# Monthly salary calculation



## AussieOssbourne (Sep 2, 2015)

Hola everyone,

I did a few advanced searches but could not find the answer to my question, so here it is: 

I'm awaiting an offer for a job in Guadalajara. The offer will come in the form of an annual salary. I'm looking for a way to figure out my monthly "take home" based on that annual salary.

Does anyone know how to calculate that? For different countries there are websites that do it but google also came up short...

Thank you!


----------



## TundraGreen (Jul 15, 2010)

AussieOssbourne said:


> Hola everyone,
> 
> I did a few advanced searches but could not find the answer to my question, so here it is:
> 
> ...


I don't know of a calculator for it, but I can tell you from personal experience that a monthly gross income of 17,000 pesos, resulted in a take home pay of 14,000. That was as a contractor not an employee. It may be different if you are getting benefits as well.

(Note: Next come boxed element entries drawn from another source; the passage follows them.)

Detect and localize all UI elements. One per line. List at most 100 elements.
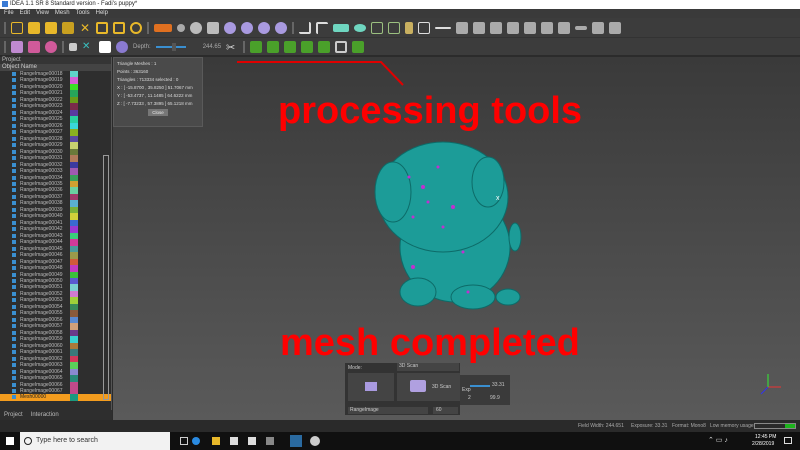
select-icon[interactable] [418,21,430,34]
boundary-icon[interactable] [335,40,348,53]
import-icon[interactable] [96,21,108,34]
tab-interaction[interactable]: Interaction [31,410,59,420]
exposure-status: Exposure: 33.31 [631,423,668,429]
rectangle-icon[interactable] [333,23,349,32]
points-count: Points : 363160 [117,69,149,74]
brush-icon[interactable] [405,21,413,34]
column-header[interactable]: Object Name [0,64,111,71]
shading-icon[interactable] [28,40,40,53]
simplify-icon[interactable] [318,40,331,53]
table-icon[interactable] [575,25,587,30]
store-icon[interactable] [230,437,238,445]
object-name: RangeImage00027 [20,129,63,136]
close-button[interactable]: Close [148,109,168,116]
color-swatch-icon[interactable] [69,42,77,51]
windows-start-icon[interactable] [6,437,14,445]
smooth-icon[interactable] [250,40,263,53]
object-icon [12,253,16,258]
depth-value[interactable]: 244.65 [203,44,221,50]
align-icon[interactable] [207,21,219,34]
line-icon[interactable] [435,26,451,29]
task-view-icon[interactable] [180,437,188,445]
clock-time[interactable]: 12:45 PM [755,434,776,440]
light-icon[interactable] [11,40,23,53]
depth-slider[interactable] [155,42,186,51]
edge-icon[interactable] [192,437,200,445]
plane-icon[interactable] [507,21,519,34]
tools-icon[interactable]: ✂ [226,41,238,54]
object-icon [12,188,16,193]
taskbar-search[interactable]: Type here to search [20,432,170,450]
background-color-icon[interactable] [99,40,111,53]
notification-icon[interactable] [784,437,792,444]
ellipse-icon[interactable] [354,23,366,32]
decimate-icon[interactable] [267,40,280,53]
fill-holes-icon[interactable] [284,40,297,53]
flip-icon[interactable] [352,40,365,53]
export-icon[interactable] [113,21,125,34]
lasso-icon[interactable] [388,21,400,34]
search-icon[interactable] [592,21,604,34]
save-icon[interactable] [45,21,57,34]
puppy-app-icon[interactable] [310,436,320,446]
nodes-icon[interactable] [241,21,253,34]
camera-icon [410,380,426,392]
app-icon[interactable] [266,437,274,445]
close-icon[interactable]: ✕ [79,22,91,34]
count-spinner[interactable]: 60 [433,407,458,414]
list-item[interactable]: Mesh00000 [0,394,111,401]
toolbar-grip[interactable] [4,40,6,53]
object-icon [12,233,16,238]
globe-icon[interactable] [190,21,202,34]
object-name: RangeImage00064 [20,368,63,375]
exp-max: 99.9 [490,395,500,401]
object-name: RangeImage00057 [20,323,63,330]
menu-edit[interactable]: Edit [20,9,30,18]
tray-icons[interactable]: ⌃ ▭ ♪ [708,436,728,444]
3d-scan-button[interactable]: 3D Scan [397,373,460,401]
open-folder-icon[interactable] [28,21,40,34]
texture-icon[interactable] [45,40,57,53]
polygon-icon[interactable] [371,21,383,34]
menu-mesh[interactable]: Mesh [55,9,70,18]
settings-icon[interactable] [609,21,621,34]
axis-icon[interactable]: ✕ [82,41,94,53]
mode-select[interactable]: 3D Scan [397,363,459,371]
cube-icon[interactable] [456,21,468,34]
menu-view[interactable]: View [36,9,49,18]
object-icon [12,240,16,245]
scrollbar[interactable] [103,155,109,400]
fill-icon[interactable] [473,21,485,34]
sphere-icon[interactable] [275,21,287,34]
new-file-icon[interactable] [11,21,23,34]
measure-icon[interactable] [541,21,553,34]
object-name: RangeImage00056 [20,316,63,323]
tab-project[interactable]: Project [4,410,23,420]
image-type-select[interactable]: RangeImage [348,407,428,414]
color-swatch[interactable] [70,394,78,401]
menu-tools[interactable]: Tools [76,9,90,18]
cut-icon[interactable] [490,21,502,34]
scanner-icon[interactable] [154,23,172,32]
exposure-slider[interactable] [470,385,490,387]
idea-app-icon[interactable] [290,435,302,447]
video-button[interactable] [348,373,394,401]
points-icon[interactable] [177,23,185,32]
palette-icon[interactable] [116,40,128,53]
link-icon[interactable] [258,21,270,34]
file-explorer-icon[interactable] [212,437,220,445]
object-icon [12,330,16,335]
clock-date[interactable]: 2/28/2019 [752,441,774,447]
mail-icon[interactable] [248,437,256,445]
remesh-icon[interactable] [301,40,314,53]
power-icon[interactable] [130,21,142,34]
rotate-icon[interactable] [558,21,570,34]
curve-icon[interactable] [299,21,311,34]
menu-help[interactable]: Help [96,9,108,18]
save-as-icon[interactable] [62,21,74,34]
toolbar-grip[interactable] [4,21,6,34]
transform-icon[interactable] [524,21,536,34]
merge-icon[interactable] [224,21,236,34]
menu-file[interactable]: File [4,9,14,18]
corner-icon[interactable] [316,21,328,34]
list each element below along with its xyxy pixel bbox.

Some of that tax can be recuperated by getting facturas for purchases and deducting the IVA paid on purchases from your income, then getting a refund or reduced tax liability.


----------



## AussieOssbourne (Sep 2, 2015)

TundraGreen said:


> I don't know of a calculator for it, but I can tell you from personal experience that a monthly gross income of 17,000 pesos, resulted in a take home pay of 14,000. That was as a contractor not an employee. It may be different if you are getting benefits as well.
> 
> Some of that tax can be recuperated by getting facturas for purchases and deducting the IVA paid on purchases from your income, then getting a refund or reduced tax liability.


Hi. Thank you for your quick response  What I'm trying to figure out is how to predict as realistically as possible what would be the monthly income based on an annual salary.

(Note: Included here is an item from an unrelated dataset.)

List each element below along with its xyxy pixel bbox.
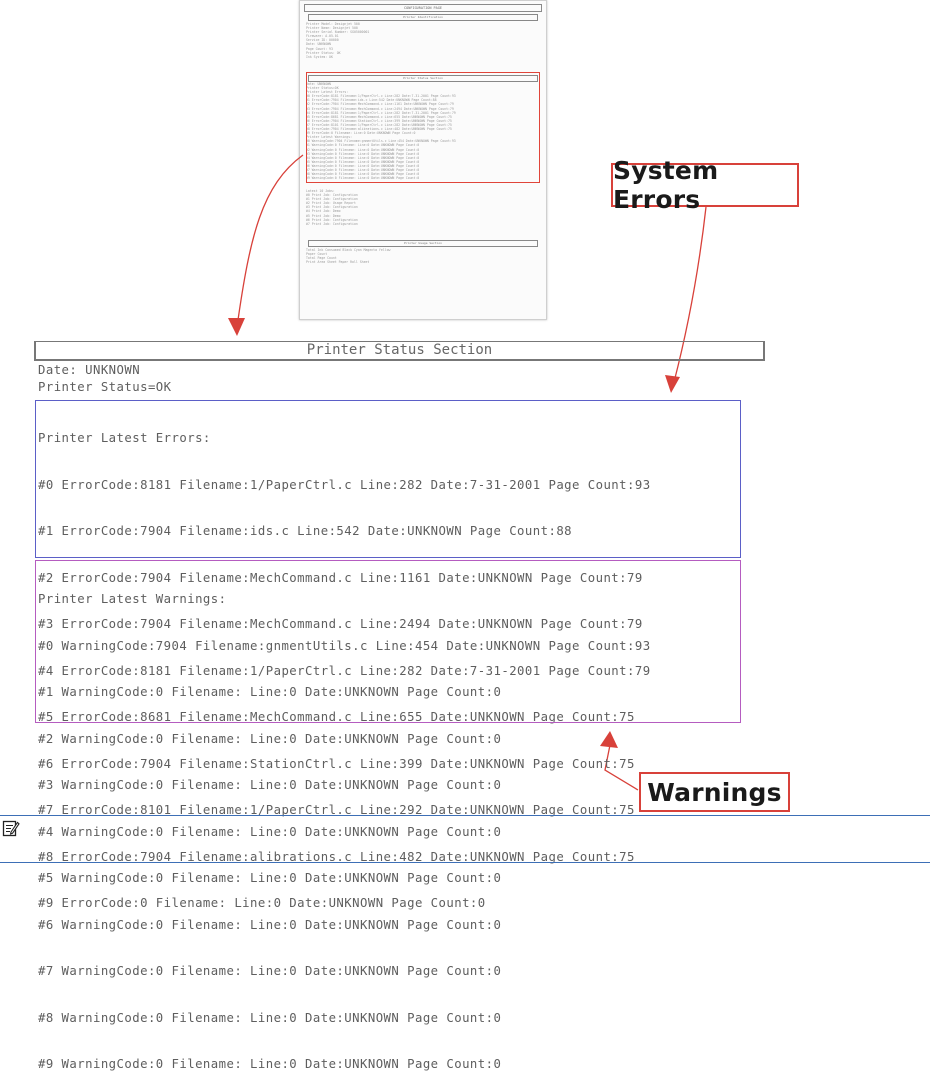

For example, lat's say an annual salary is 100,000$ (Just so it's a nice round number  ) - Is there a way for me to predict what that would mean for monthly? divide by 12 and take away a certain % tax? or is it more complicated than that?...


----------



## chuck846 (Jan 15, 2016)

TundraGreen said:


> I don't know of a calculator for it, but I can tell you from personal experience that a monthly gross income of 17,000 pesos, resulted in a take home pay of 14,000. That was as a contractor not an employee. It may be different if you are getting benefits as well.
> 
> Some of that tax can be recuperated by getting facturas for purchases and deducting the IVA paid on purchases from your income, then getting a refund or reduced tax liability.


I have absolutely no idea - but does the concept of number of dependents apply in Mexico ? And - is it customary for an employee to contribute to IMSS, at least partially ?


----------